The Potential Impact of Short-Term Limited-Duration Policies on Insurance Coverage, Premiums, and Federal Spending

Source: Linda J. Blumberg, Matthew Buettgens, Robin Wang, Urban Institute, Research Report, February 2018

From the abstract:
On February 20, 2018, the Departments of Treasury, Labor, and Health and Human Services released a proposed regulation that would increase the maximum length of short-term, limited-duration insurance policies to one year. These plans, sold to individuals and families, are not federally required to comply with the Affordable Care Act regulations that prohibit annual and lifetime benefit limits, require coverage of all essential health benefits, and otherwise prohibit insurers from setting premiums or choosing whether to sell coverage to particular people based on applicants’ health status and health history. As such, these plans do not meet minimum essential coverage standards under the law; thus, the Congressional Budget Office does not consider them private insurance. If implemented, the rule would permit these plans to compete against the ACA-compliant plans.
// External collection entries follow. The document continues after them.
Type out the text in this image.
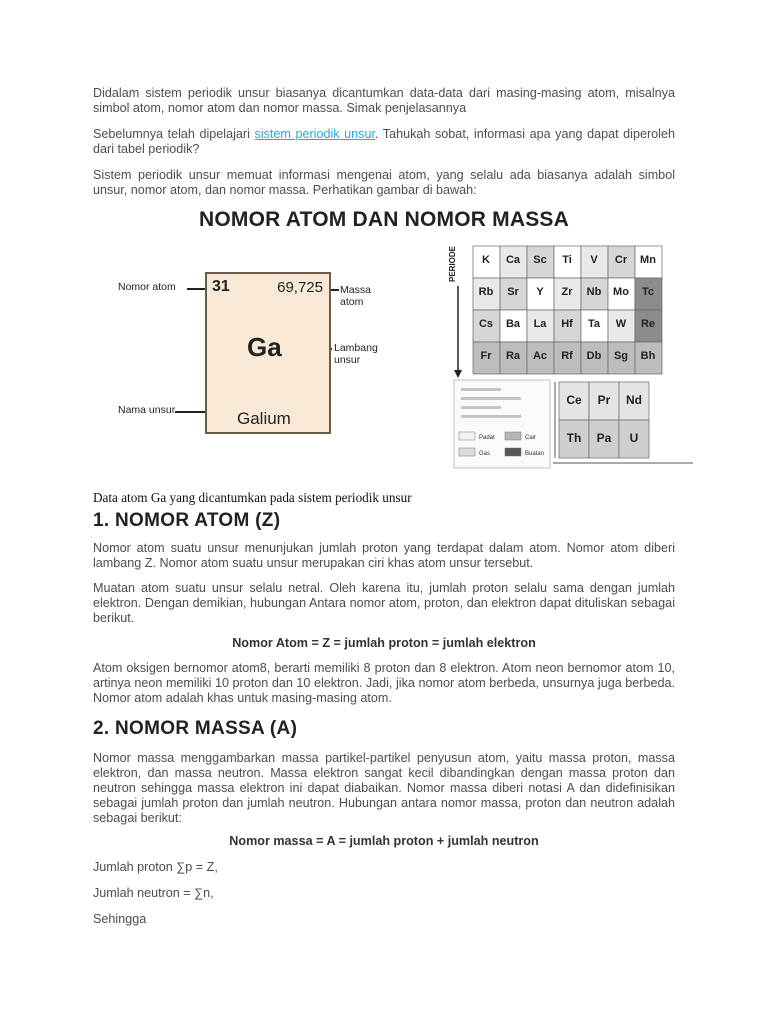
Didalam sistem periodik unsur biasanya dicantumkan data-data dari masing-masing atom, misalnya simbol atom, nomor atom dan nomor massa. Simak penjelasannya

Sebelumnya telah dipelajari sistem periodik unsur. Tahukah sobat, informasi apa yang dapat diperoleh dari tabel periodik?

Sistem periodik unsur memuat informasi mengenai atom, yang selalu ada biasanya adalah simbol unsur, nomor atom, dan nomor massa. Perhatikan gambar di bawah:

NOMOR ATOM DAN NOMOR MASSA
Nomor atom	Massa atom
Lambang unsur
Nama unsur
31	69,725
Ga
Galium
PERIODE K Ca Sc Ti V Cr Mn
Rb Sr Y Zr Nb Mo Tc
Cs Ba La Hf Ta W Re
Fr Ra Ac Rf Db Sg Bh
Padat	Cair
Gas	Buatan
Ce Pr Nd
Th Pa U

Data atom Ga yang dicantumkan pada sistem periodik unsur

1. NOMOR ATOM (Z)

Nomor atom suatu unsur menunjukan jumlah proton yang terdapat dalam atom. Nomor atom diberi lambang Z. Nomor atom suatu unsur merupakan ciri khas atom unsur tersebut.

Muatan atom suatu unsur selalu netral. Oleh karena itu, jumlah proton selalu sama dengan jumlah elektron. Dengan demikian, hubungan Antara nomor atom, proton, dan elektron dapat dituliskan sebagai berikut.

Nomor Atom = Z = jumlah proton = jumlah elektron

Atom oksigen bernomor atom8, berarti memiliki 8 proton dan 8 elektron. Atom neon bernomor atom 10, artinya neon memiliki 10 proton dan 10 elektron. Jadi, jika nomor atom berbeda, unsurnya juga berbeda. Nomor atom adalah khas untuk masing-masing atom.

2. NOMOR MASSA (A)

Nomor massa menggambarkan massa partikel-partikel penyusun atom, yaitu massa proton, massa elektron, dan massa neutron. Massa elektron sangat kecil dibandingkan dengan massa proton dan neutron sehingga massa elektron ini dapat diabaikan. Nomor massa diberi notasi A dan didefinisikan sebagai jumlah proton dan jumlah neutron. Hubungan antara nomor massa, proton dan neutron adalah sebagai berikut:

Nomor massa = A = jumlah proton + jumlah neutron

Jumlah proton ∑p = Z,

Jumlah neutron = ∑n,

Sehingga
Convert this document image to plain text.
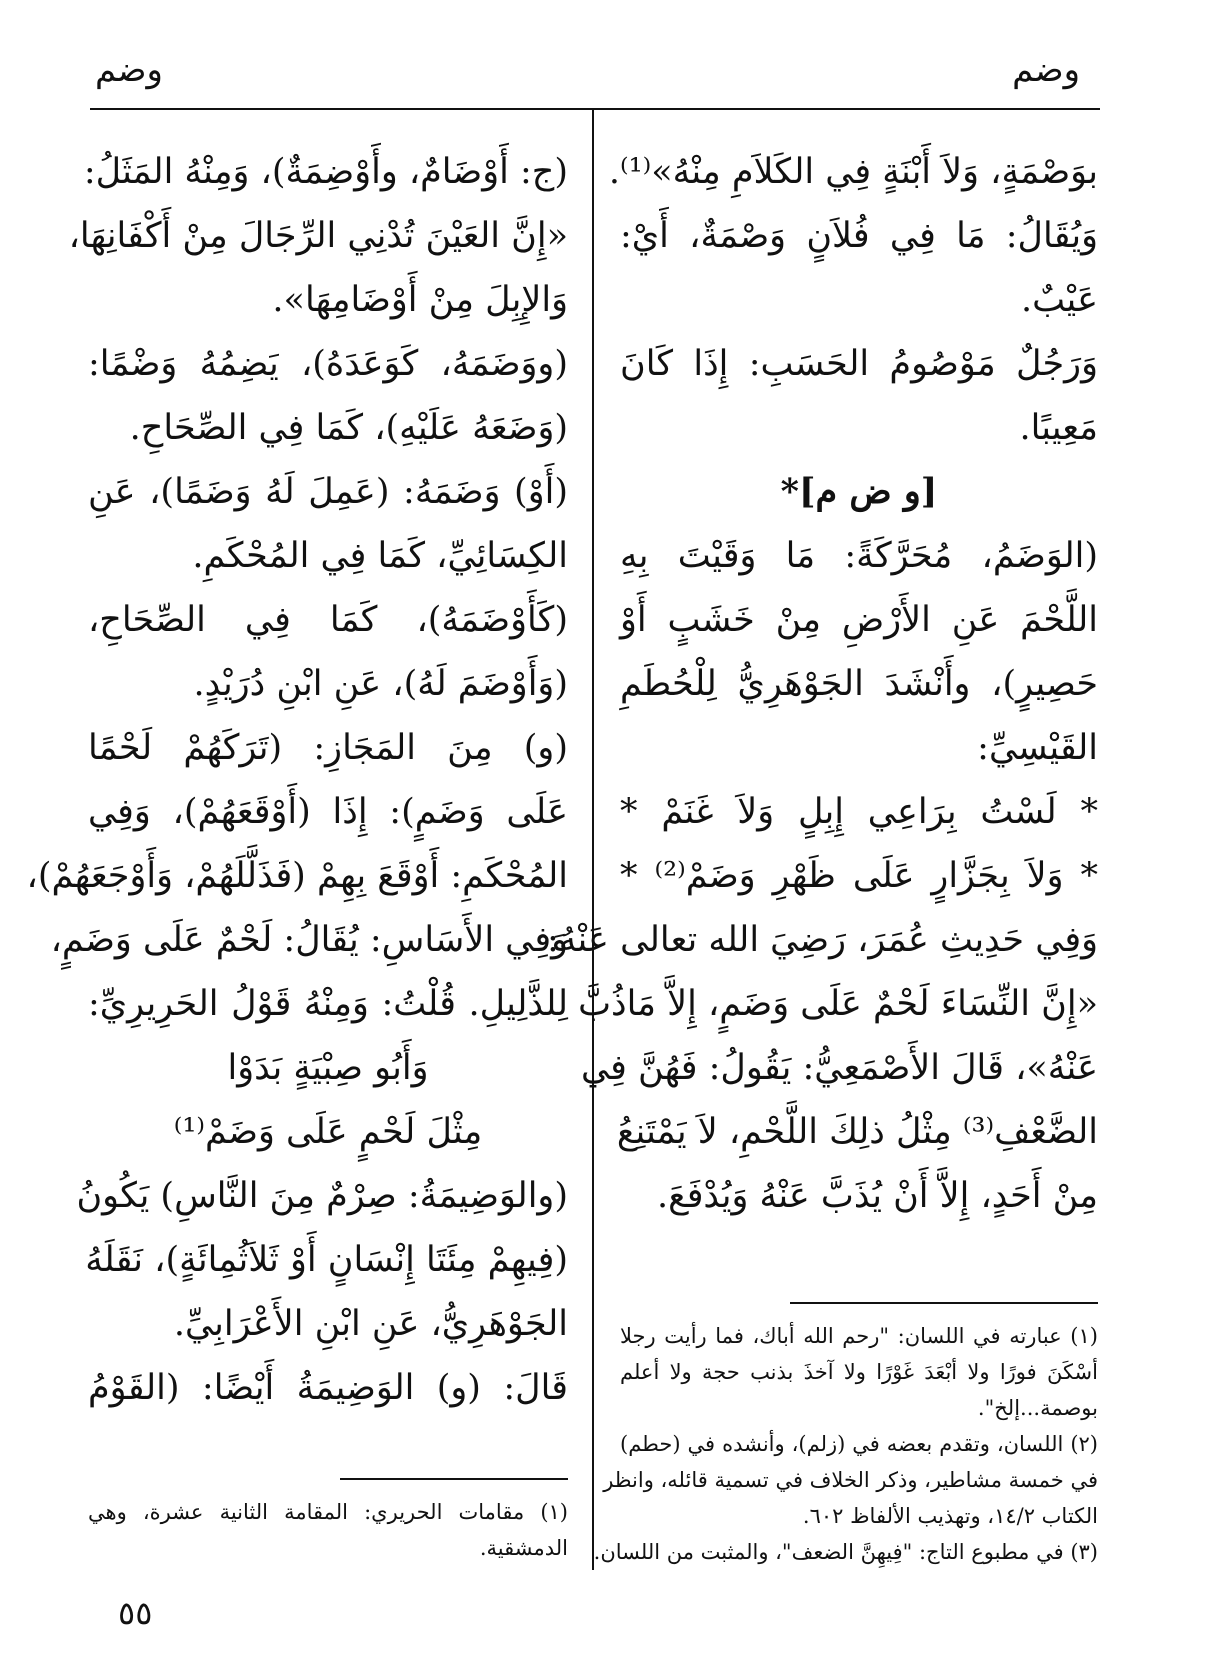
وضم
وضم
بوَصْمَةٍ، وَلاَ أَبْنَةٍ فِي الكَلاَمِ مِنْهُ»⁽¹⁾.
وَيُقَالُ: مَا فِي فُلاَنٍ وَصْمَةٌ، أَيْ:
عَيْبٌ.
وَرَجُلٌ مَوْصُومُ الحَسَبِ: إِذَا كَانَ
مَعِيبًا.
[و ض م]*
(الوَضَمُ، مُحَرَّكَةً: مَا وَقَيْتَ بِهِ
اللَّحْمَ عَنِ الأَرْضِ مِنْ خَشَبٍ أَوْ
حَصِيرٍ)، وأَنْشَدَ الجَوْهَرِيُّ لِلْحُطَمِ
القَيْسِيِّ:
* لَسْتُ بِرَاعِي إِبِلٍ وَلاَ غَنَمْ *
* وَلاَ بِجَزَّارٍ عَلَى ظَهْرِ وَضَمْ⁽²⁾ *
وَفِي حَدِيثِ عُمَرَ، رَضِيَ الله تعالى عَنْهُ:
«إِنَّ النِّسَاءَ لَحْمٌ عَلَى وَضَمٍ، إِلاَّ مَاذُبَّ
عَنْهُ»، قَالَ الأَصْمَعِيُّ: يَقُولُ: فَهُنَّ فِي
الضَّعْفِ⁽³⁾ مِثْلُ ذلِكَ اللَّحْمِ، لاَ يَمْتَنِعُ
مِنْ أَحَدٍ، إِلاَّ أَنْ يُذَبَّ عَنْهُ وَيُدْفَعَ.
(١) عبارته في اللسان: "رحم الله أباك، فما رأيت رجلا
أسْكَنَ فورًا ولا أبْعَدَ غَوْرًا ولا آخذَ بذنب حجة ولا أعلم
بوصمة...إلخ".
(٢) اللسان، وتقدم بعضه في (زلم)، وأنشده في (حطم)
في خمسة مشاطير، وذكر الخلاف في تسمية قائله، وانظر
الكتاب ١٤/٢، وتهذيب الألفاظ ٦٠٢.
(٣) في مطبوع التاج: "فِيهِنَّ الضعف"، والمثبت من اللسان.
(ج: أَوْضَامٌ، وأَوْضِمَةٌ)، وَمِنْهُ المَثَلُ:
«إِنَّ العَيْنَ تُدْنِي الرِّجَالَ مِنْ أَكْفَانِهَا،
وَالإِبِلَ مِنْ أَوْضَامِهَا».
(ووَضَمَهُ، كَوَعَدَهُ)، يَضِمُهُ وَضْمًا:
(وَضَعَهُ عَلَيْهِ)، كَمَا فِي الصِّحَاحِ.
(أَوْ) وَضَمَهُ: (عَمِلَ لَهُ وَضَمًا)، عَنِ
الكِسَائِيِّ، كَمَا فِي المُحْكَمِ.
(كَأَوْضَمَهُ)، كَمَا فِي الصِّحَاحِ،
(وَأَوْضَمَ لَهُ)، عَنِ ابْنِ دُرَيْدٍ.
(و) مِنَ المَجَازِ: (تَرَكَهُمْ لَحْمًا
عَلَى وَضَمٍ): إِذَا (أَوْقَعَهُمْ)، وَفِي
المُحْكَمِ: أَوْقَعَ بِهِمْ (فَذَلَّلَهُمْ، وَأَوْجَعَهُمْ)،
وَفِي الأَسَاسِ: يُقَالُ: لَحْمٌ عَلَى وَضَمٍ،
لِلذَّلِيلِ. قُلْتُ: وَمِنْهُ قَوْلُ الحَرِيرِيِّ:
وَأَبُو صِبْيَةٍ بَدَوْا
مِثْلَ لَحْمٍ عَلَى وَضَمْ⁽¹⁾
(والوَضِيمَةُ: صِرْمٌ مِنَ النَّاسِ) يَكُونُ
(فِيهِمْ مِئَتَا إِنْسَانٍ أَوْ ثَلاَثُمِائَةٍ)، نَقَلَهُ
الجَوْهَرِيُّ، عَنِ ابْنِ الأَعْرَابِيِّ.
قَالَ: (و) الوَضِيمَةُ أَيْضًا: (القَوْمُ
(١) مقامات الحريري: المقامة الثانية عشرة، وهي
الدمشقية.
٥٥
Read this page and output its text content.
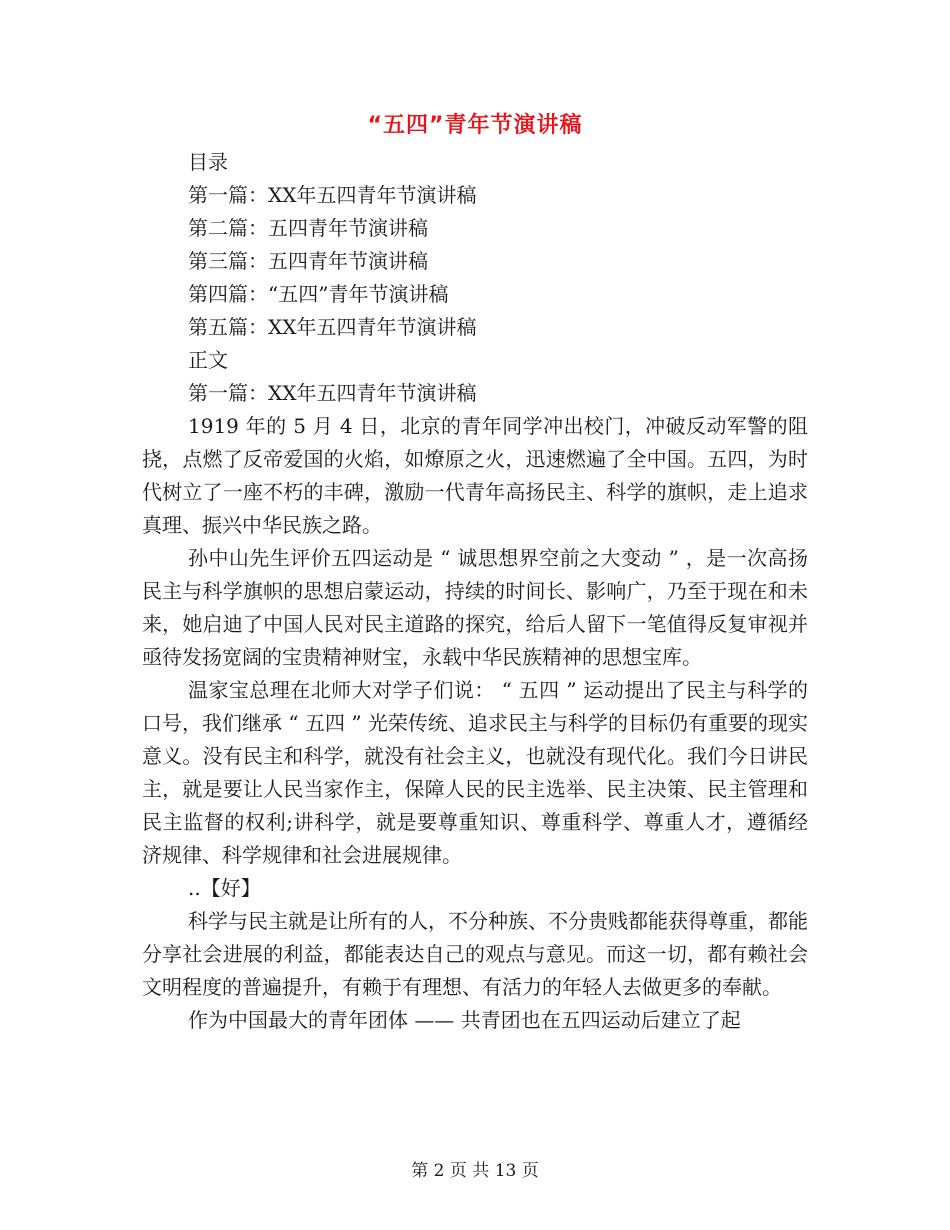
“五四”青年节演讲稿
目录
第一篇：XX年五四青年节演讲稿
第二篇：五四青年节演讲稿
第三篇：五四青年节演讲稿
第四篇：“五四”青年节演讲稿
第五篇：XX年五四青年节演讲稿
正文
第一篇：XX年五四青年节演讲稿

1919 年的 5 月 4 日，北京的青年同学冲出校门，冲破反动军警的阻挠，点燃了反帝爱国的火焰，如燎原之火，迅速燃遍了全中国。五四，为时代树立了一座不朽的丰碑，激励一代青年高扬民主、科学的旗帜，走上追求真理、振兴中华民族之路。

孙中山先生评价五四运动是 “ 诚思想界空前之大变动 ” ，是一次高扬民主与科学旗帜的思想启蒙运动，持续的时间长、影响广，乃至于现在和未来，她启迪了中国人民对民主道路的探究，给后人留下一笔值得反复审视并亟待发扬宽阔的宝贵精神财宝，永载中华民族精神的思想宝库。

温家宝总理在北师大对学子们说： “ 五四 ” 运动提出了民主与科学的口号，我们继承 “ 五四 ” 光荣传统、追求民主与科学的目标仍有重要的现实意义。没有民主和科学，就没有社会主义，也就没有现代化。我们今日讲民主，就是要让人民当家作主，保障人民的民主选举、民主决策、民主管理和民主监督的权利;讲科学，就是要尊重知识、尊重科学、尊重人才，遵循经济规律、科学规律和社会进展规律。

..【好】

科学与民主就是让所有的人，不分种族、不分贵贱都能获得尊重，都能分享社会进展的利益，都能表达自己的观点与意见。而这一切，都有赖社会文明程度的普遍提升，有赖于有理想、有活力的年轻人去做更多的奉献。

作为中国最大的青年团体 —— 共青团也在五四运动后建立了起

第 2 页 共 13 页
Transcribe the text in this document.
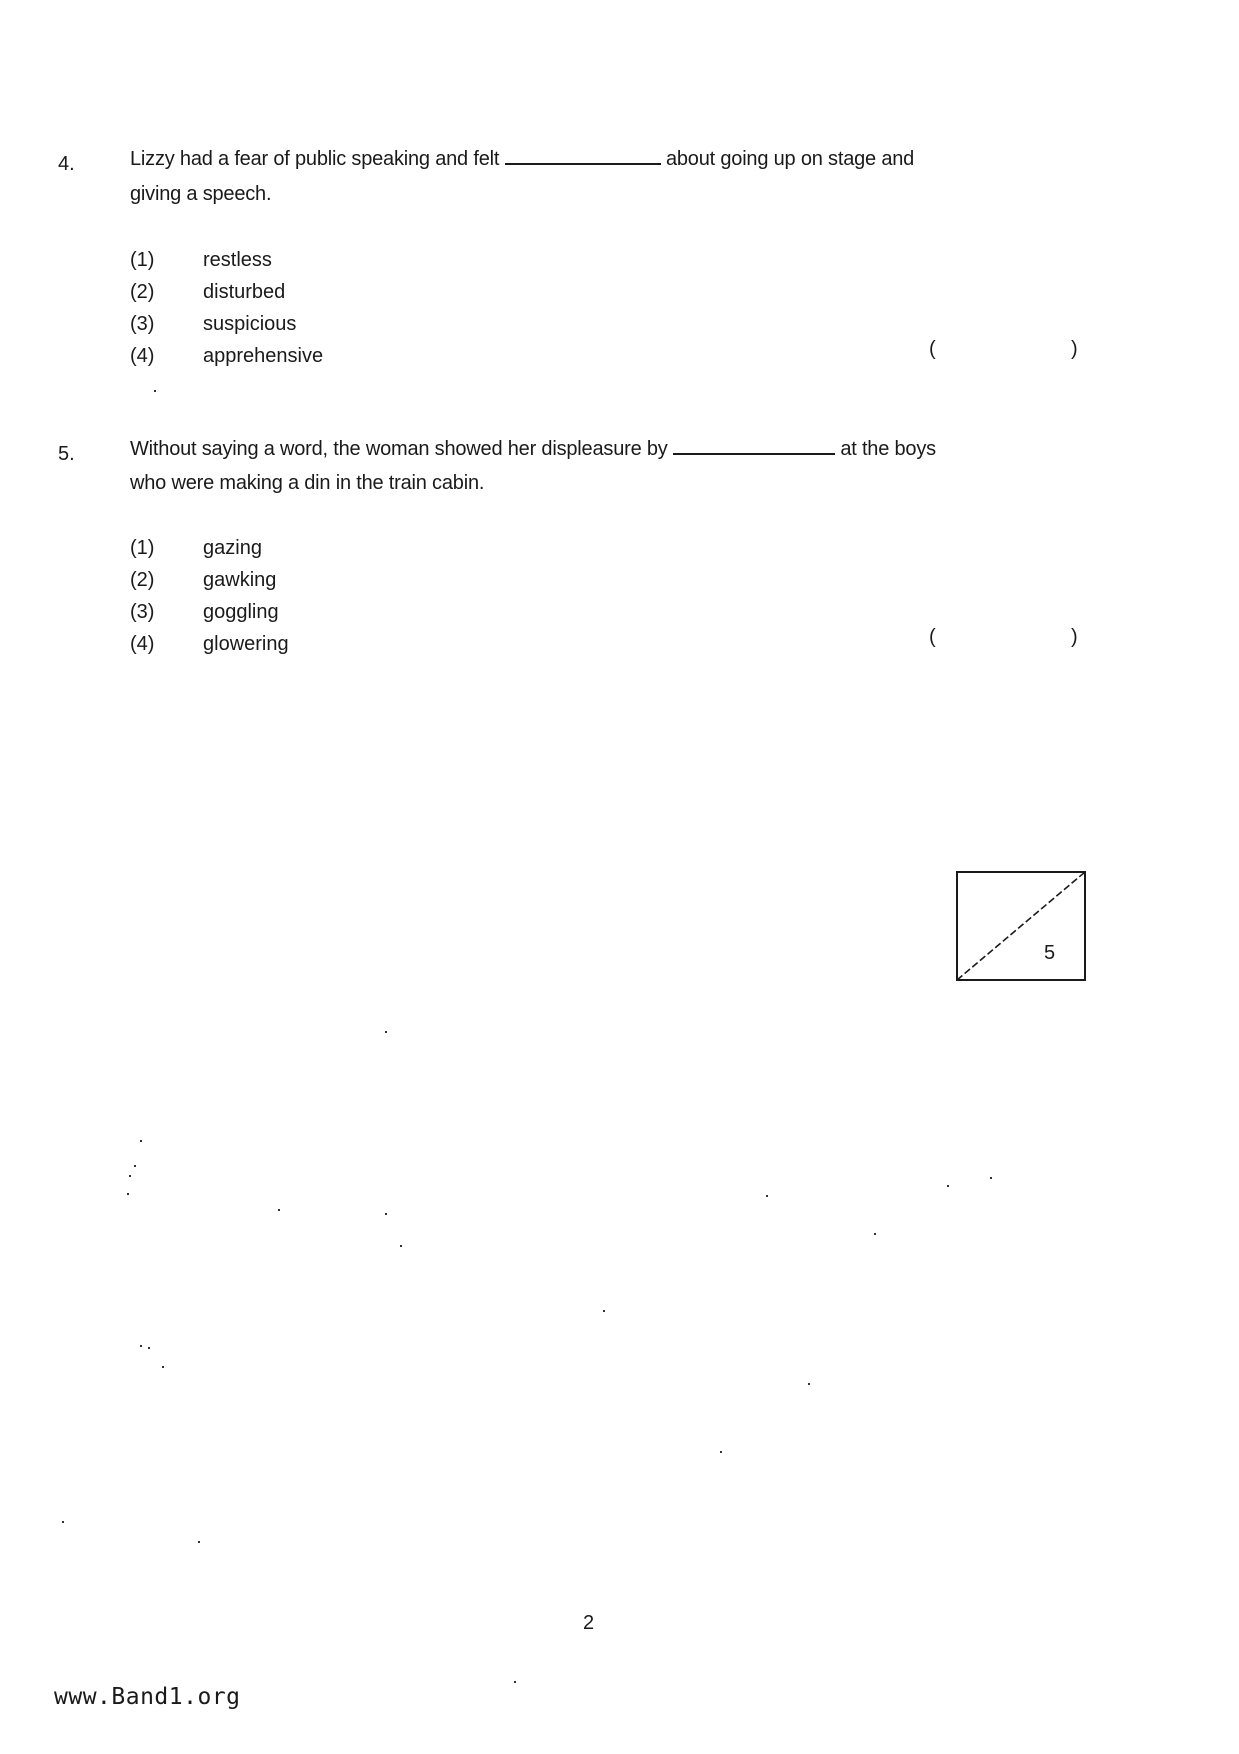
4.	Lizzy had a fear of public speaking and felt	about going up on stage and
giving a speech.
(1) restless
(2) disturbed
(3) suspicious
(4) apprehensive	(	)
5.	Without saying a word, the woman showed her displeasure by	at the boys
who were making a din in the train cabin.
(1) gazing
(2) gawking
(3) goggling
(4) glowering	(	)
5
2
www.Band1.org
Importantly, this change would be implemented on top of an array of other significant policy changes made since the beginning of 2017. We analyze the implications of the 2017 policy changes relative to the ACA as originally designed and implemented, in addition to the potential consequences of the proposed expansion to short-term limited-duration policies. In estimating the effects of these changes on insurance coverage, premiums, and federal spending, we take into account the variations in state circumstances and state-specific laws on short-term plans.

This brief was updated February 26, 2018. The title and notes for table 4 were altered to remove references to current law that had been inadvertently copied from tables 1–3.